There are another four of them who continue posting about their new hairstyle, their pigs giving birth, their sumptuous lunch and dinner, their well-groomed pet dogs, and other mundane things side-by-side with devastating news on Yolanda’s wrath. Apathy sets them apart. They remind me of vehicles on the road who do not mind the warning siren of an ambulance bringing a sick person to the hospital. Walang pakialam.
I have already unfriended five of them.
The good news is that the disastrous aftermath of Super Typhoon Yolanda is uniting the whole world and they are speeding up to be part of the solution—sending prayers, military contingents, medical staff, relief workers, relief goods, temporary shelters, airplanes, helicopters, cash and many, many others that would definitely help the typhoon victims on their path to recovery and, later, rehabilitation.

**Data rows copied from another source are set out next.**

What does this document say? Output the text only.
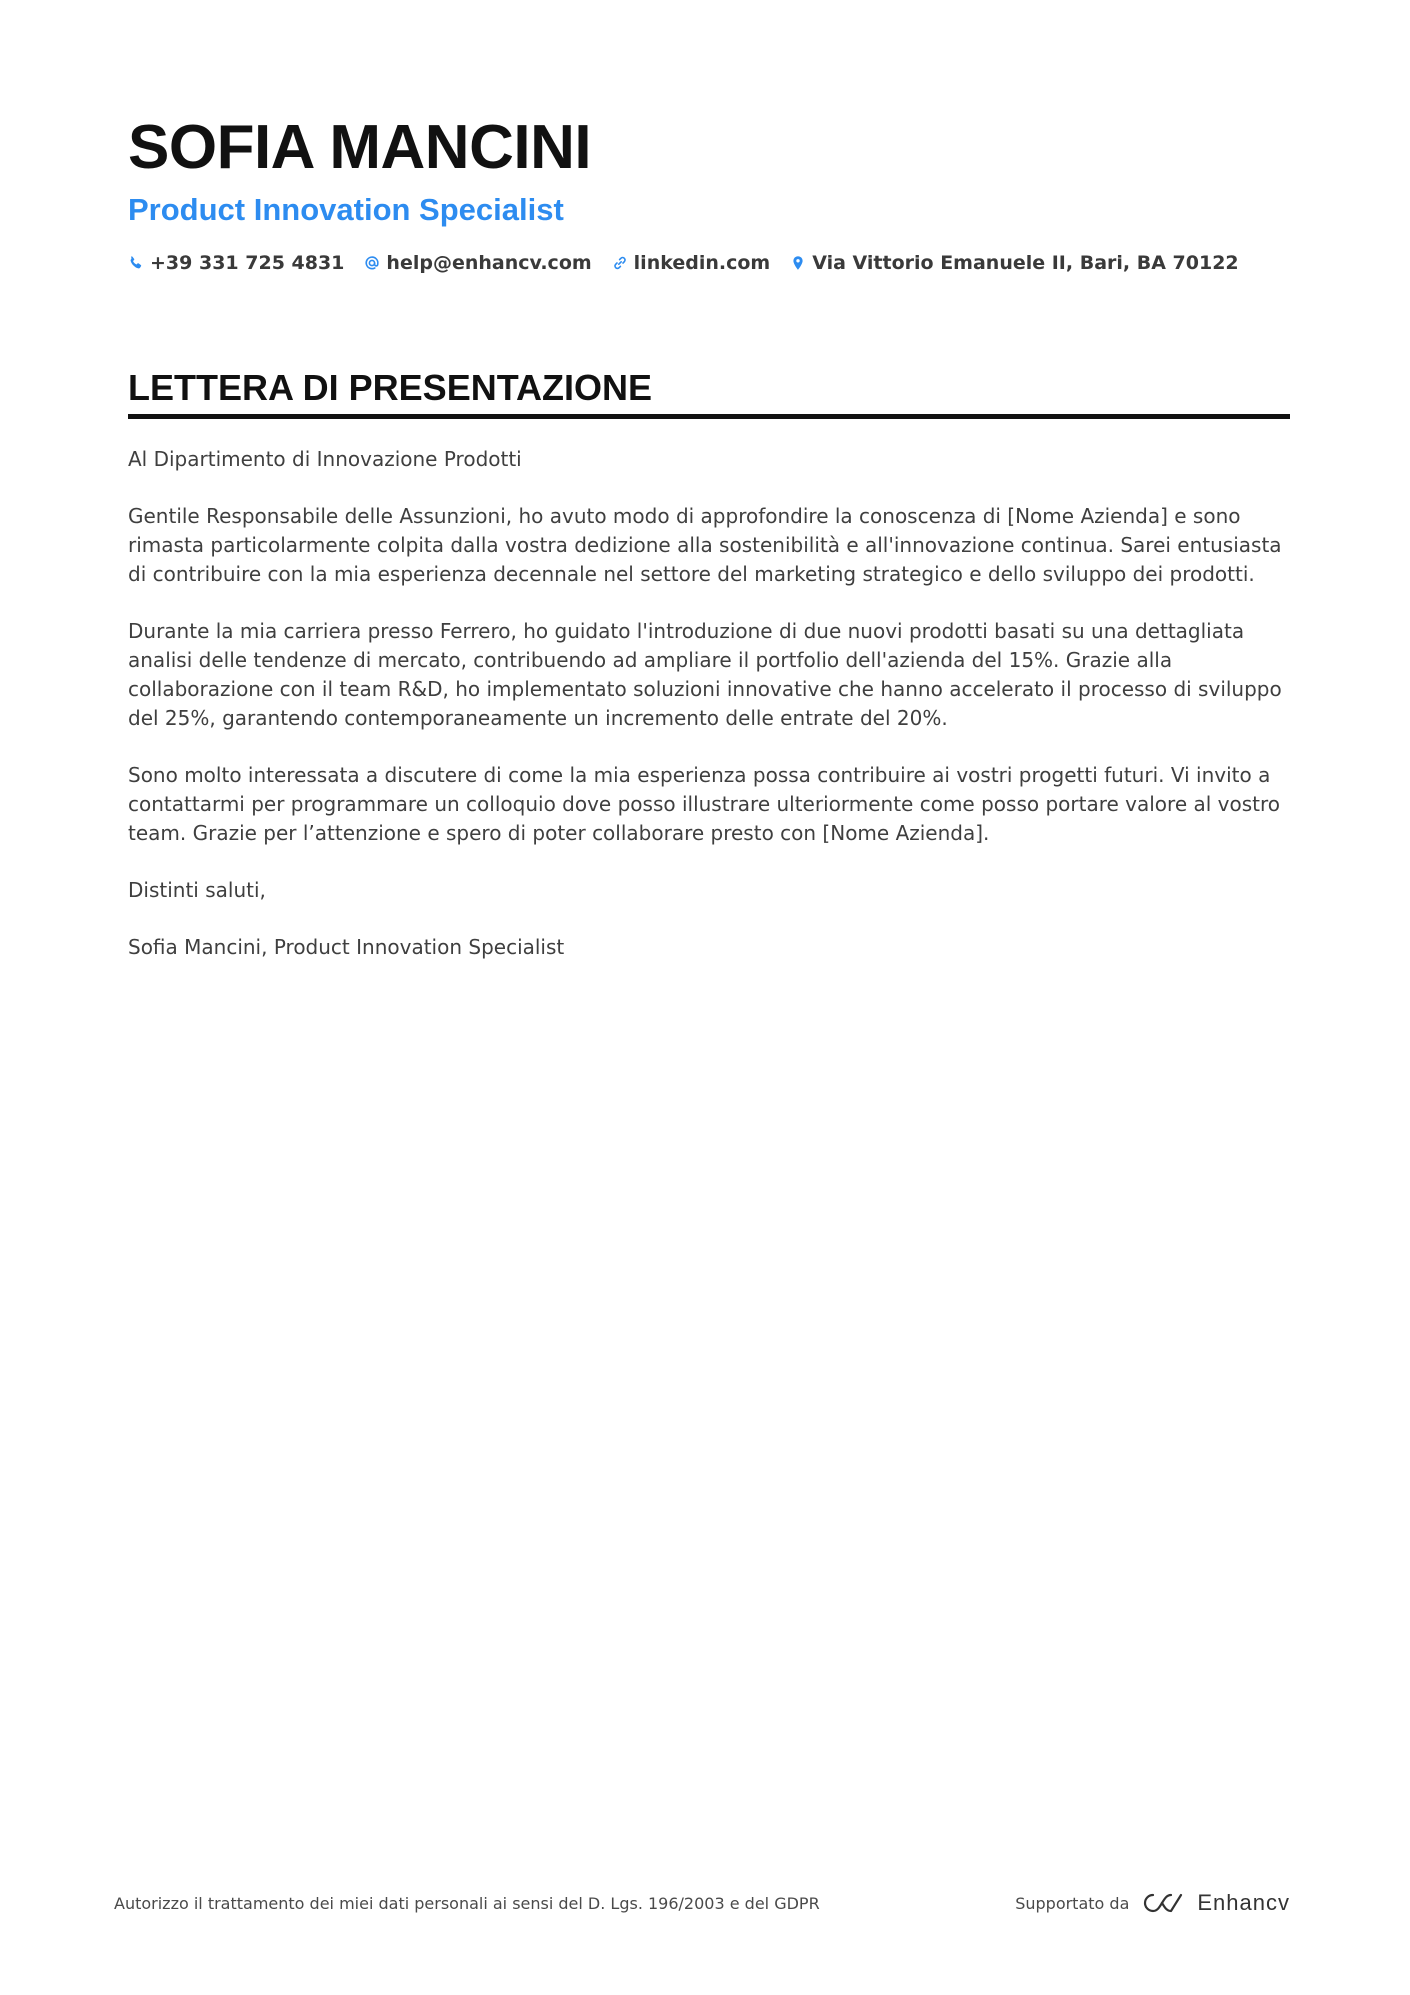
SOFIA MANCINI
Product Innovation Specialist
+39 331 725 4831 help@enhancv.com linkedin.com Via Vittorio Emanuele II, Bari, BA 70122
LETTERA DI PRESENTAZIONE

Al Dipartimento di Innovazione Prodotti

Gentile Responsabile delle Assunzioni, ho avuto modo di approfondire la conoscenza di [Nome Azienda] e sono rimasta particolarmente colpita dalla vostra dedizione alla sostenibilità e all'innovazione continua. Sarei entusiasta di contribuire con la mia esperienza decennale nel settore del marketing strategico e dello sviluppo dei prodotti.

Durante la mia carriera presso Ferrero, ho guidato l'introduzione di due nuovi prodotti basati su una dettagliata analisi delle tendenze di mercato, contribuendo ad ampliare il portfolio dell'azienda del 15%. Grazie alla collaborazione con il team R&D, ho implementato soluzioni innovative che hanno accelerato il processo di sviluppo del 25%, garantendo contemporaneamente un incremento delle entrate del 20%.

Sono molto interessata a discutere di come la mia esperienza possa contribuire ai vostri progetti futuri. Vi invito a contattarmi per programmare un colloquio dove posso illustrare ulteriormente come posso portare valore al vostro team. Grazie per l’attenzione e spero di poter collaborare presto con [Nome Azienda].

Distinti saluti,

Sofia Mancini, Product Innovation Specialist

Autorizzo il trattamento dei miei dati personali ai sensi del D. Lgs. 196/2003 e del GDPR	Supportato da	Enhancv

There are reports of school children in Japan contributing their savings or lunch money to the typhoon victims fund campaign. Or the American soccer and pro basketball players, not only contributing, but also urging others to contribute, too. There is the Scarlett Johannson video imploring people to help. And many, many other acts of kindness and heroism from our global brothers and sisters. Thank you, world!
Most heartwarming are Filipinos all over the Philippines and the world taking time out from their usual grind to make their own contribution and spearhead fund raising for the typhoon victims. They dig deep into their pockets for hard-earned cash, raid their closets and drawers for useful things the survivors could use at this time. Really touching are victims helping cheering other victims.
We grieve for the dead, we empathize and sympathize with the survivors, we cheer those who are helping and are physically there in different typhoon-ravaged areas and in relief aid repacking stations working quietly and tirelessly, especially the volunteers and we will continue to pray and help in every capacity we can.
I have changed my profile picture to this flyer: The Filipino spirit is stronger than any typhoon!